E porque não, Sr. Presidente? Porque ha-de ser o Sr. Duque de Saldanha a personagem que hão-de ter as Camaras legislativas na sua intenção?... Na possibilidade do alcance da medida facultativa, que se impugna, e nos calculos de cada um de meras probabilidades, porque não ha-de ser o Sr. Duque da Terceira?... Porque não ha-de ser V. Em.ª (riso), ou outro cavalheiro distincto que aqui se encontre?... Pois não é possivel que V. Em.ª seja Presidente do Conselho, sem pasta?... (Apoiados). Não tem V. Em.ª virtudes, e probidade para o ser?... (Muitos apoiados). Pois os negocios do Patriarchado poderiam deixar-lhe tempo, para a gerencia de uma pasta?... Se a modestia de V. Em.ª o não consente, não o julgo eu assim (muitos apoiados).

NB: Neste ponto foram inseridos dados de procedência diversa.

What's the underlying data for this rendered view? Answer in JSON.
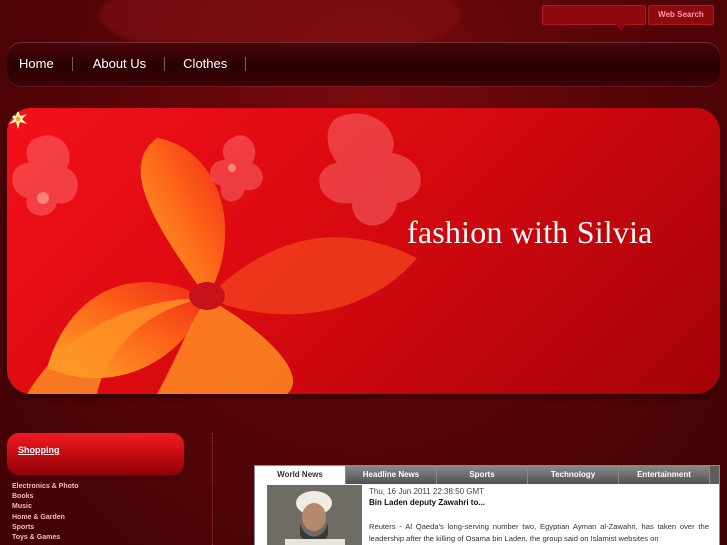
{
  "search": {
    "value": "",
    "button_label": "Web Search"
  },
  "nav": {
    "items": [
      {
        "label": "Home"
      },
      {
        "label": "About Us"
      },
      {
        "label": "Clothes"
      }
    ]
  },
  "banner": {
    "title": "fashion with Silvia"
  },
  "sidebar": {
    "title": "Shopping",
    "links": [
      {
        "label": "Electronics & Photo"
      },
      {
        "label": "Books"
      },
      {
        "label": "Music"
      },
      {
        "label": "Home & Garden"
      },
      {
        "label": "Sports"
      },
      {
        "label": "Toys & Games"
      }
    ]
  },
  "news": {
    "tabs": [
      {
        "label": "World News",
        "active": true
      },
      {
        "label": "Headline News"
      },
      {
        "label": "Sports"
      },
      {
        "label": "Technology"
      },
      {
        "label": "Entertainment"
      }
    ],
    "article": {
      "date": "Thu, 16 Jun 2011 22:38:50 GMT",
      "headline": "Bin Laden deputy Zawahri to...",
      "body": "Reuters - Al Qaeda's long-serving number two, Egyptian Ayman al-Zawahri, has taken over the leadership after the killing of Osama bin Laden, the group said on Islamist websites on"
    }
  },
  "colors": {
    "background": "#5a0508",
    "banner_red": "#e00c14",
    "accent_text": "#ffb8b8"
  }
}
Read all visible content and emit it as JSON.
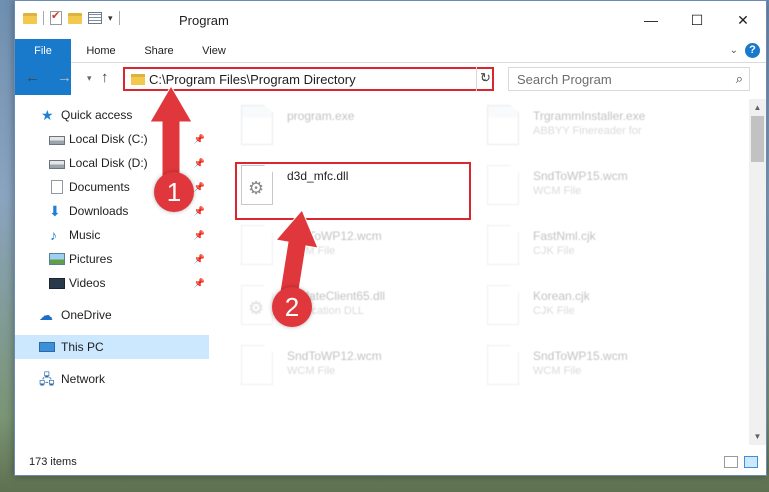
{
  "window": {
    "title": "Program",
    "controls": {
      "minimize": "—",
      "maximize": "☐",
      "close": "✕"
    }
  },
  "ribbon": {
    "tabs": [
      "File",
      "Home",
      "Share",
      "View"
    ],
    "collapse_icon": "chevron-down-icon",
    "help_label": "?"
  },
  "navigation": {
    "back": "←",
    "forward": "→",
    "recent": "▾",
    "up": "↑",
    "address_path": "C:\\Program Files\\Program Directory",
    "address_dropdown": "⌄",
    "refresh": "↻",
    "search_placeholder": "Search Program",
    "search_icon": "⌕"
  },
  "sidebar": {
    "items": [
      {
        "label": "Quick access",
        "icon": "star-icon",
        "pinned": false
      },
      {
        "label": "Local Disk (C:)",
        "icon": "disk-icon",
        "pinned": true
      },
      {
        "label": "Local Disk (D:)",
        "icon": "disk-icon",
        "pinned": true
      },
      {
        "label": "Documents",
        "icon": "documents-icon",
        "pinned": true
      },
      {
        "label": "Downloads",
        "icon": "download-icon",
        "pinned": true
      },
      {
        "label": "Music",
        "icon": "music-icon",
        "pinned": true
      },
      {
        "label": "Pictures",
        "icon": "pictures-icon",
        "pinned": true
      },
      {
        "label": "Videos",
        "icon": "videos-icon",
        "pinned": true
      },
      {
        "label": "OneDrive",
        "icon": "cloud-icon",
        "pinned": false
      },
      {
        "label": "This PC",
        "icon": "computer-icon",
        "pinned": false,
        "selected": true
      },
      {
        "label": "Network",
        "icon": "network-icon",
        "pinned": false
      }
    ],
    "pin_glyph": "📌"
  },
  "files": [
    {
      "name": "program.exe",
      "type": "",
      "kind": "exe",
      "faded": true
    },
    {
      "name": "TrgrammInstaller.exe",
      "type": "ABBYY Finereader for",
      "kind": "exe",
      "faded": true
    },
    {
      "name": "d3d_mfc.dll",
      "type": "",
      "kind": "dll",
      "faded": false,
      "highlighted": true
    },
    {
      "name": "SndToWP15.wcm",
      "type": "WCM File",
      "kind": "file",
      "faded": true
    },
    {
      "name": "SndToWP12.wcm",
      "type": "WCM File",
      "kind": "file",
      "faded": true
    },
    {
      "name": "FastNml.cjk",
      "type": "CJK File",
      "kind": "file",
      "faded": true
    },
    {
      "name": "UpdateClient65.dll",
      "type": "Application DLL",
      "kind": "dll",
      "faded": true
    },
    {
      "name": "Korean.cjk",
      "type": "CJK File",
      "kind": "file",
      "faded": true
    },
    {
      "name": "SndToWP12.wcm",
      "type": "WCM File",
      "kind": "file",
      "faded": true
    },
    {
      "name": "SndToWP15.wcm",
      "type": "WCM File",
      "kind": "file",
      "faded": true
    }
  ],
  "status": {
    "item_count": "173 items"
  },
  "annotations": {
    "step1": "1",
    "step2": "2",
    "color": "#d9262f"
  }
}
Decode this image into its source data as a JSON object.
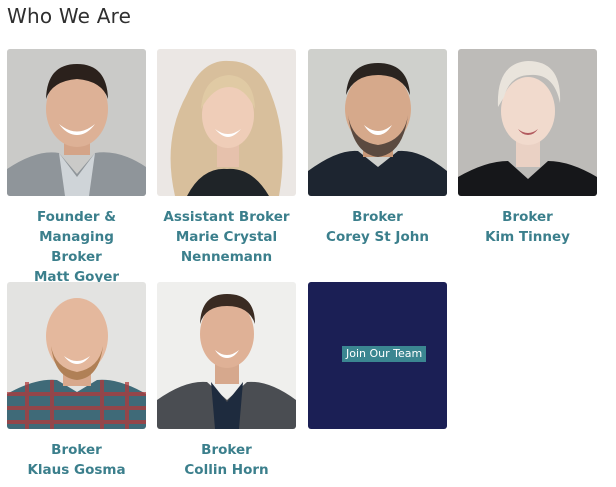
{
  "page": {
    "title": "Who We Are"
  },
  "team": [
    {
      "role_line1": "Founder & Managing",
      "role_line2": "Broker",
      "name": "Matt Goyer",
      "photo": "portrait-matt-goyer"
    },
    {
      "role_line1": "Assistant Broker",
      "role_line2": "Marie Crystal",
      "name": "Nennemann",
      "photo": "portrait-marie-crystal-nennemann"
    },
    {
      "role_line1": "Broker",
      "role_line2": "",
      "name": "Corey St John",
      "photo": "portrait-corey-st-john"
    },
    {
      "role_line1": "Broker",
      "role_line2": "",
      "name": "Kim Tinney",
      "photo": "portrait-kim-tinney"
    },
    {
      "role_line1": "Broker",
      "role_line2": "",
      "name": "Klaus Gosma",
      "photo": "portrait-klaus-gosma"
    },
    {
      "role_line1": "Broker",
      "role_line2": "",
      "name": "Collin Horn",
      "photo": "portrait-collin-horn"
    }
  ],
  "join": {
    "label": "Join Our Team"
  },
  "colors": {
    "accent_text": "#3b7f8c",
    "join_tile": "#1b1f55",
    "join_button": "#3b8691"
  }
}
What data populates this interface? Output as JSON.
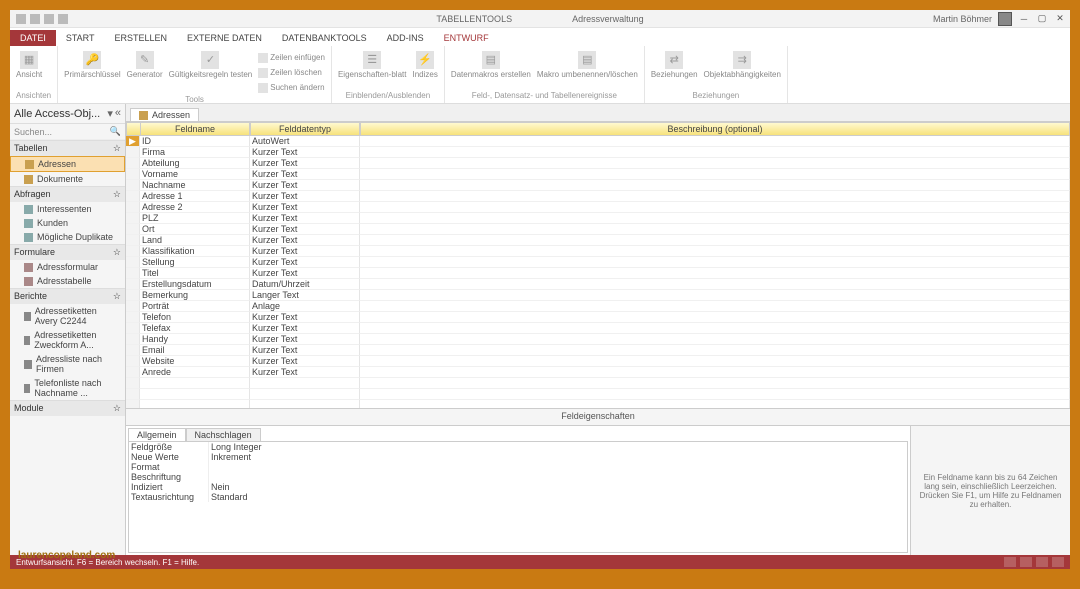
{
  "window": {
    "tool_context": "TABELLENTOOLS",
    "app_title": "Adressverwaltung",
    "user": "Martin Böhmer"
  },
  "ribbon_tabs": {
    "datei": "DATEI",
    "start": "START",
    "erstellen": "ERSTELLEN",
    "externe": "EXTERNE DATEN",
    "dbtools": "DATENBANKTOOLS",
    "addins": "ADD-INS",
    "entwurf": "ENTWURF"
  },
  "ribbon": {
    "ansicht": "Ansicht",
    "primary": "Primärschlüssel",
    "generator": "Generator",
    "gultig": "Gültigkeitsregeln testen",
    "zeilen_einfugen": "Zeilen einfügen",
    "zeilen_loschen": "Zeilen löschen",
    "suchen_andern": "Suchen ändern",
    "eigenschaften": "Eigenschaften-blatt",
    "indizes": "Indizes",
    "datenmakros": "Datenmakros erstellen",
    "makro_umb": "Makro umbenennen/löschen",
    "beziehungen": "Beziehungen",
    "objektabh": "Objektabhängigkeiten",
    "grp_ansichten": "Ansichten",
    "grp_tools": "Tools",
    "grp_einblenden": "Einblenden/Ausblenden",
    "grp_ereignisse": "Feld-, Datensatz- und Tabellenereignisse",
    "grp_beziehungen": "Beziehungen"
  },
  "nav": {
    "title": "Alle Access-Obj...",
    "search": "Suchen...",
    "groups": {
      "tabellen": "Tabellen",
      "abfragen": "Abfragen",
      "formulare": "Formulare",
      "berichte": "Berichte",
      "module": "Module"
    },
    "items": {
      "adressen": "Adressen",
      "dokumente": "Dokumente",
      "interessenten": "Interessenten",
      "kunden": "Kunden",
      "duplikate": "Mögliche Duplikate",
      "adressformular": "Adressformular",
      "adresstabelle": "Adresstabelle",
      "etiketten_avery": "Adressetiketten Avery C2244",
      "etiketten_zweck": "Adressetiketten Zweckform A...",
      "adressliste_firmen": "Adressliste nach Firmen",
      "telefonliste": "Telefonliste nach Nachname ..."
    }
  },
  "doc_tab": "Adressen",
  "grid": {
    "headers": {
      "name": "Feldname",
      "type": "Felddatentyp",
      "desc": "Beschreibung (optional)"
    },
    "rows": [
      {
        "name": "ID",
        "type": "AutoWert",
        "sel": true,
        "key": true
      },
      {
        "name": "Firma",
        "type": "Kurzer Text"
      },
      {
        "name": "Abteilung",
        "type": "Kurzer Text"
      },
      {
        "name": "Vorname",
        "type": "Kurzer Text"
      },
      {
        "name": "Nachname",
        "type": "Kurzer Text"
      },
      {
        "name": "Adresse 1",
        "type": "Kurzer Text"
      },
      {
        "name": "Adresse 2",
        "type": "Kurzer Text"
      },
      {
        "name": "PLZ",
        "type": "Kurzer Text"
      },
      {
        "name": "Ort",
        "type": "Kurzer Text"
      },
      {
        "name": "Land",
        "type": "Kurzer Text"
      },
      {
        "name": "Klassifikation",
        "type": "Kurzer Text"
      },
      {
        "name": "Stellung",
        "type": "Kurzer Text"
      },
      {
        "name": "Titel",
        "type": "Kurzer Text"
      },
      {
        "name": "Erstellungsdatum",
        "type": "Datum/Uhrzeit"
      },
      {
        "name": "Bemerkung",
        "type": "Langer Text"
      },
      {
        "name": "Porträt",
        "type": "Anlage"
      },
      {
        "name": "Telefon",
        "type": "Kurzer Text"
      },
      {
        "name": "Telefax",
        "type": "Kurzer Text"
      },
      {
        "name": "Handy",
        "type": "Kurzer Text"
      },
      {
        "name": "Email",
        "type": "Kurzer Text"
      },
      {
        "name": "Website",
        "type": "Kurzer Text"
      },
      {
        "name": "Anrede",
        "type": "Kurzer Text"
      }
    ]
  },
  "props": {
    "section_label": "Feldeigenschaften",
    "tabs": {
      "allgemein": "Allgemein",
      "nachschlagen": "Nachschlagen"
    },
    "rows": {
      "feldgrosse_l": "Feldgröße",
      "feldgrosse_v": "Long Integer",
      "neuewerte_l": "Neue Werte",
      "neuewerte_v": "Inkrement",
      "format_l": "Format",
      "format_v": "",
      "beschriftung_l": "Beschriftung",
      "beschriftung_v": "",
      "indiziert_l": "Indiziert",
      "indiziert_v": "Nein",
      "textaus_l": "Textausrichtung",
      "textaus_v": "Standard"
    },
    "hint": "Ein Feldname kann bis zu 64 Zeichen lang sein, einschließlich Leerzeichen. Drücken Sie F1, um Hilfe zu Feldnamen zu erhalten."
  },
  "status": {
    "text": "Entwurfsansicht. F6 = Bereich wechseln. F1 = Hilfe."
  },
  "watermark": "laurencopeland.com"
}
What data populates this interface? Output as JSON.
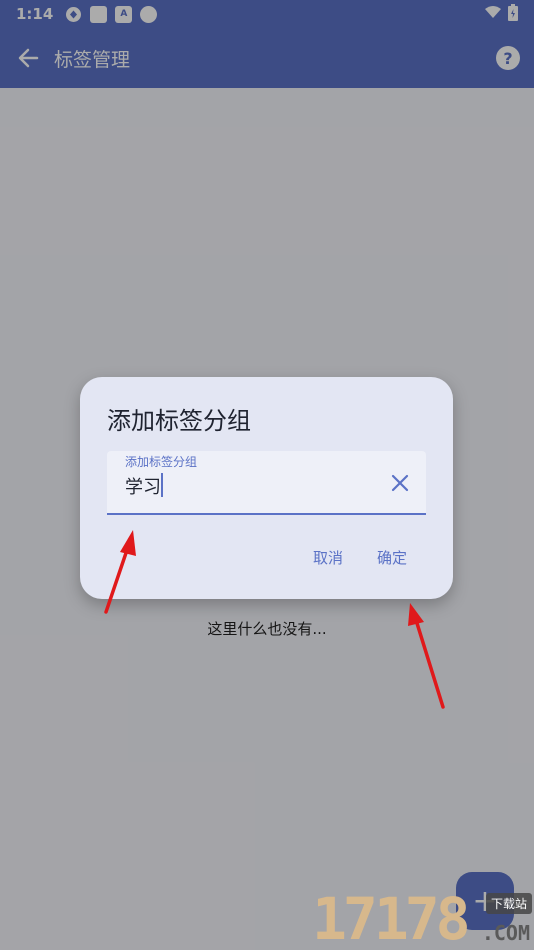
{
  "status_bar": {
    "time": "1:14",
    "a_icon_letter": "A"
  },
  "app_bar": {
    "title": "标签管理",
    "help_glyph": "?"
  },
  "empty_state": "这里什么也没有...",
  "fab": {
    "glyph": "+"
  },
  "dialog": {
    "title": "添加标签分组",
    "field_label": "添加标签分组",
    "field_value": "学习",
    "cancel": "取消",
    "confirm": "确定"
  },
  "watermark": {
    "number": "17178",
    "badge": "下载站",
    "com": ".COM"
  },
  "colors": {
    "primary": "#5b72c6",
    "scrim": "rgba(0,0,0,0.33)",
    "dialog_bg": "#e3e6f3",
    "arrow": "#e0191b"
  }
}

Mas este objecto não competia aprecia-lo a commissão; livre o Poder moderador na sua escolha, a commissão devia abster-se de fazer supposição alguma. Nem uma palavra se disse a este respeito ha commissão (apoiados), com quanto nos tivessemos na nossa intelligencia todas as probabilidades; porque este não era o nosso fim. Nós, Sr. Presidente, considerámos a respeito desta lei, aquillo, que intendo, que deve considerar toda e qualquer commissão, que examina um projecto de lei vindo da outra Camara, ou uma proposta de lei que tenha iniciativa originaria nesta Casa; digo, satisfizemos áquella obrigação que devemos sempre satisfazer, em igualdade de circumstancias, examinando como preliminar, se o projecto repugnava aos principios constitucionaes consignados na Carta. Por este lado ninguem impugnou o projecto; nem eu me cançarei em o justificar. — Felizmente não ataca, nem a independencia ou divisão dos poderes politicos, nem as garantias individuaes do cidadão.

Outra questão prévia a examinar, com relação a todo e qualquer projecto, mas que muitas vezes se desconhece, Sr. Presidente, no exame das propostas e projectos do lei, é se o seu objecto e justo; nem tudo que é justo se legisla; porque não se deve legislar do que é justo senão aquillo que é necessario á sociedade, mas tudo o que se legisla, ha-de ser essencialmente fundado na justiça (apoiados): logo a segunda questão prévia a examinar era se o projecto offendia os principios da justiça.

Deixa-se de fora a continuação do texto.